Sterile Department:-

  1. Highly sophisticated HVAC system and AHU are used to condition, monitor and supply clean air to the working zone.
  2. Neat and clean working area.
  3. Particle and organisms are strictly controlled specially in sterile area.
  4. Clean room class is maintained each and every area of sterile section.

Quality Assurance Department:

  1. Quality Assurance Department is really proper oriented.
  2. Space for the quality control section is really inadequate. It needs to be expanded urgently in order to keep up the quality of the product.

CONCLUSION

 

Man is the best creation of God. He gained this rank and position by dint of education. Education makes a man a perfect human being. Education aware him of his duty to the family, to the society and there by to the nation. Having    had the pharmaceutical education, we now realize that we shall be able to tender our services to man kind to some extent.

  The objective of the industrial training was the partial fulfillment of courses and for achievement of practical experience about manufacturing of quality drugs.

We are fortunate enough to be gainer of the opportunity to receive training from a company like Nuvista Pharma limited’. We would like to express our sincere gratitude to Nuvista Pharma limited for their constant professional guidance, conceptual teaching and proper training.

Nuvista Pharma limited’ has been manufacturing pharmaceutical finished products and market leader of hormonal contraceptives. Quality of Nuvista Pharma products have gained widespread trust and confidence due to

v     Commitment to the highest quality products.

v     Stringent quality control procedures.

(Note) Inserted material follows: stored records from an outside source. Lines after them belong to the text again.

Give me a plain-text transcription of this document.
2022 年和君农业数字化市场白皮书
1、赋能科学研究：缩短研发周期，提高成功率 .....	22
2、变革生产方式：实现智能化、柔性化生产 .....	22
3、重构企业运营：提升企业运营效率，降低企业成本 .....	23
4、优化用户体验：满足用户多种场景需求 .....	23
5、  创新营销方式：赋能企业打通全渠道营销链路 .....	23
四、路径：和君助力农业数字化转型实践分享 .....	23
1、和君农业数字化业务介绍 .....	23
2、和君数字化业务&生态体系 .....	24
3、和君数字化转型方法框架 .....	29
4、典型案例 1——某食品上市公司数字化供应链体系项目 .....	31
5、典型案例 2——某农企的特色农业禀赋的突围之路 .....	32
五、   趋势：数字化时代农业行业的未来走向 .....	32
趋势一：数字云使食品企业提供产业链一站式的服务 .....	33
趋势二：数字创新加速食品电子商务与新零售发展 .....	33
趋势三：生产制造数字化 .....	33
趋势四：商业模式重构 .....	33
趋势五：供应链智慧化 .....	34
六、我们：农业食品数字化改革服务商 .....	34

v     Highest cGMP standards.

v     Raw materials from the best source.

v     Highest quality packaging materials.

v     World class formulation technology.

v     Diversified and sophisticated dosage forms.

In conclusion, I hope that, Nuvista Pharma Ltd. has succeeded to achieve all the objectives of its establishment and continue its success in future by taking all necessary steps which should be required for its growth.